Schauspieler auf inszenierter Partnersuche
Anne Lenk arrangiert im Netz ein Speed-Dating mit Darstellern diverser Theater. Die Rollen sind fiktiv – bis auf einige Details.
Anne Lenk, Hausregisseurin am Theater Nürnberg, hat zehn Schauspieler großer, deutscher Bühnen eingeladen, sich mit der Partnersuche in Zeiten sozialer Distanz zu beschäftigen – bei einem inszenierten Speed-Dating per Video-Ttelefonkonferenz. Für das Düsseldorfer Schauspielhaus hat Judith Bohle an dem delikaten Arrangement teilgenommen, das in fünf Folgen ab dem 1. Mai, jeweils um 19.30 Uhr, gestreamt wird. Abrufen kann man die Serienteile auf den Seiten der jeweils beteiligten Theater (am 2. Mai auf www.dhaus.de) und später auf der eigens dafür eingerichteten Seite www.zeitfuereinander.com
Fünf Frauen, fünf Männer, die einander nicht kennen, treffen sich im Netz bei der Partnersuche. Wie viel Fiktion ist im Spiel?

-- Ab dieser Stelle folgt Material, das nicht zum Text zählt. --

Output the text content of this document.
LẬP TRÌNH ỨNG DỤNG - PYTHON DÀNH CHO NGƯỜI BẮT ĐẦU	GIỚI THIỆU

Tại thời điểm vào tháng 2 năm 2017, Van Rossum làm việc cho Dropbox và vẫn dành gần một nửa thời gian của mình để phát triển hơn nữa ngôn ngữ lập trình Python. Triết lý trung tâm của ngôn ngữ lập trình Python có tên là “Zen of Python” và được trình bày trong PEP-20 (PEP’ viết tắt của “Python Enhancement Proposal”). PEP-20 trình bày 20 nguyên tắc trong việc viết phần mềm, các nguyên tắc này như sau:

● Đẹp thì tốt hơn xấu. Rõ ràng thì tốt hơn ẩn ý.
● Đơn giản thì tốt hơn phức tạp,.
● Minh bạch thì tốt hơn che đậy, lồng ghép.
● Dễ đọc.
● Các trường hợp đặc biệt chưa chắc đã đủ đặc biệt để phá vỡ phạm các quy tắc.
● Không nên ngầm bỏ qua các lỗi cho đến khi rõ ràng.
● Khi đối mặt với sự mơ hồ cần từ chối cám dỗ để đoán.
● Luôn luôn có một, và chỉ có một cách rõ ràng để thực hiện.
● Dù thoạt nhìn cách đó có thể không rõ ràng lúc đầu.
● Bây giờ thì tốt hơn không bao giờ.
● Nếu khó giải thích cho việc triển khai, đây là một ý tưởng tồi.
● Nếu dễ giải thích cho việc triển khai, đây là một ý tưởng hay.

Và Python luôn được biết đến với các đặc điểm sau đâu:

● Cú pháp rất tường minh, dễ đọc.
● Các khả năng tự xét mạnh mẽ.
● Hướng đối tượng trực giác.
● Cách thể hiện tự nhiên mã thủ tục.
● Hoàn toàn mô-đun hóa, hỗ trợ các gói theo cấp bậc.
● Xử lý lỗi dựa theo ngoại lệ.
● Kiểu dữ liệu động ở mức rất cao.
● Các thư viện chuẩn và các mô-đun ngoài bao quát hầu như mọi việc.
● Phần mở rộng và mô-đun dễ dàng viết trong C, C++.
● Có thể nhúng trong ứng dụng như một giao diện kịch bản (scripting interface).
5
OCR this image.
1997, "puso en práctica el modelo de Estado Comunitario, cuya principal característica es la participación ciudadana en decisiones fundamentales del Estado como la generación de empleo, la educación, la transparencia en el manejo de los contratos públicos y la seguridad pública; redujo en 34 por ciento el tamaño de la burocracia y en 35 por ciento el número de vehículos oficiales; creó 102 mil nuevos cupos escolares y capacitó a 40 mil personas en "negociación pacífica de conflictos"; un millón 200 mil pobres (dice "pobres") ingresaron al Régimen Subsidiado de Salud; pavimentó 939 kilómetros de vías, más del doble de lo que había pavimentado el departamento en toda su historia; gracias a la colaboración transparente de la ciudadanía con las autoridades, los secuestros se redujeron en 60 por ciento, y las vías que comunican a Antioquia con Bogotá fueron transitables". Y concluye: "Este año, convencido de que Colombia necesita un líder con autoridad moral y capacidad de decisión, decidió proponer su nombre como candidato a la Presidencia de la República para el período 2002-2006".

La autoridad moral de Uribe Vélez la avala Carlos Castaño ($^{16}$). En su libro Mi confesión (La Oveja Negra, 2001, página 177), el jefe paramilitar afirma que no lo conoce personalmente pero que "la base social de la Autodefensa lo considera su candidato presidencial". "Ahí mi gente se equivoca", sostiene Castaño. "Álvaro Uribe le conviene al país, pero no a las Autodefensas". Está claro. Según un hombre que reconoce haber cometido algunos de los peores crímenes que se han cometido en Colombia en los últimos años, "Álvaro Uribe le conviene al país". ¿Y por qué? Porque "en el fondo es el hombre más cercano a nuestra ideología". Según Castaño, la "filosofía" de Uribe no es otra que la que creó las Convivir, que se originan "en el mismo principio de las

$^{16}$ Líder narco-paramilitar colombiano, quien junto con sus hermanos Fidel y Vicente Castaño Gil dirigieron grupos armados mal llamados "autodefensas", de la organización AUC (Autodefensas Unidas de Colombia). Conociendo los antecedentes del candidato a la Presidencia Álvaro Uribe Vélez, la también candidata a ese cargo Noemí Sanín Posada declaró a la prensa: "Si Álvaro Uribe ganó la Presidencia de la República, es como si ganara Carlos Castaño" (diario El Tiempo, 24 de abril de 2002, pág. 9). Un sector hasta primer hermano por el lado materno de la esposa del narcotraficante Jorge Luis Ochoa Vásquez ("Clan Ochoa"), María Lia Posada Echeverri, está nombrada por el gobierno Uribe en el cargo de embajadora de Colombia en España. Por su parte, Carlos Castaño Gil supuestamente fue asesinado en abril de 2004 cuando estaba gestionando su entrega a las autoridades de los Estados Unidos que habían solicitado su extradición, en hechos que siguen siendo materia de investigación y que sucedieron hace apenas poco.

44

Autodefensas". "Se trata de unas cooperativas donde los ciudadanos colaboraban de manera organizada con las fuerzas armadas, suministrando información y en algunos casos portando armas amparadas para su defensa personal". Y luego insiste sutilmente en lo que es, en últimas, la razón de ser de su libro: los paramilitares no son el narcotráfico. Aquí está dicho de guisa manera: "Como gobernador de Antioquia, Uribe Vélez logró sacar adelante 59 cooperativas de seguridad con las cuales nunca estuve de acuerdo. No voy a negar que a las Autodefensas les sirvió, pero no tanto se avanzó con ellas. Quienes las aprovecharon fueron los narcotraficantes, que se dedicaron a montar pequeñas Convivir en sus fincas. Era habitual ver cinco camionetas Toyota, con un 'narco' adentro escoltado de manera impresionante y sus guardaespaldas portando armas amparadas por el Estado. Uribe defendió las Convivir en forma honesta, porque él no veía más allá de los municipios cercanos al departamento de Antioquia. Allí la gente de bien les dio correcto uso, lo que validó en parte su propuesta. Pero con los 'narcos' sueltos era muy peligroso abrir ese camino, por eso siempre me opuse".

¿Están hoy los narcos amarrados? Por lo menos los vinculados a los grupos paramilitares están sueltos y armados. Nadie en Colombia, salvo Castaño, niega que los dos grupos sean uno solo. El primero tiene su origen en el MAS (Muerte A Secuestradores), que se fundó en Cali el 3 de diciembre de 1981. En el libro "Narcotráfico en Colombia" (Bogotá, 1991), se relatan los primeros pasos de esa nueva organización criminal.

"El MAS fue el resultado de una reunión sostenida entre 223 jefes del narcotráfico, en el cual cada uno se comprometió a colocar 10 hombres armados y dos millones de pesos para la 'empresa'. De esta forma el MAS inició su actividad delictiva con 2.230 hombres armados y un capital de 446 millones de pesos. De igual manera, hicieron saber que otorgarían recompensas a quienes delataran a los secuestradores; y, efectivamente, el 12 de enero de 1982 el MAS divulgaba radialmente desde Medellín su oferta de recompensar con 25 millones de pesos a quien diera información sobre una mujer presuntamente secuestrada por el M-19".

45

BOHLE Die Regisseurin Anne Lenk hat aus der Not eine Tugend gemacht. Da physischer Kontakt im Moment eh obsolet ist, kann sich im virtuellen Raum ein Ensemble zusammenfinden, das sich an unterschiedlichen Orten aufhält. Diese Möglichkeit schenkt einem dieser „Nicht-Ort“. Auch Schauspieler, die sich wegen festen Engagements in der ganezen Republik verteilen, konnten hierfür ihr kleines Traumensemble bilden. Anne hat zur Vorbereitung mit jedem von uns gesprochen und gemeinsam Figuren entworfen, die wir beim Speed-Dating spielen. Es kommen also reale Eigenschaften vor, meine Figur ist zum Beispiel Schwimmerin wie ich selbst. Der Rest ist Fiktion.
Die erste Runde des Speed-Datings ist Corona-gemäß als Telefonkonferenz inszeniert. Haben Sie diese ersten Begegnungen nach festgelegtem Drehbuch gespielt?
BOHLE Nein, das haben wir völlig frei improvisiert. Nur unsere Charaktere waren vorher festgelegt. Die Telefongespräche fanden zeitgleich statt, das hatte einen gewissen live Charakter, wenn es bei einem Paar technische Probleme gab, haben alle gewartet.
Es gab mal einen Film „Shoppen“, der einem ähnlichen Erzählmuster folgt.
BOHLE Ja, aber in diesem Projekt sind wir Schauspieler ganz ohne Halteseil in den Ring geworfen worden. Dadurch ist das Ergebnis trashiger, lustiger, überraschender, als zumindest ich das erwartet habe. Die erste Aufzeichnung habe ich mit einer gewissen Beschämung angeschaut, bis ich begriffen habe, dass alle Improvisation den Charakteren dient. Es treffen völlig unterschiedliche Typen aufeinander und das ist dann doch berückend.
Fürchten Sie, dass Zuschauer im Netz noch mehr der Versuchung erliegen werden, Ihre Rolle mit Ihrer Person zu verwechseln und dem Irrglauben erliegen, sie erlebten die private Judith Bohle?
BOHLE Natürlich erkenne ich Privatismen an mir selbst. Aber zugleich ist die Figur auch sehr weit von mir weg und hat ein Kernproblem, das mit mir persönlich gar nichts zu tun hat. Das fanden wir nur als Thema gesellschaftlich interessant und haben es einfach gesetzt. Über dieses Thema habe ich dann ausführlich recherchiert, damit ich auch darüber frei sprechen konnte.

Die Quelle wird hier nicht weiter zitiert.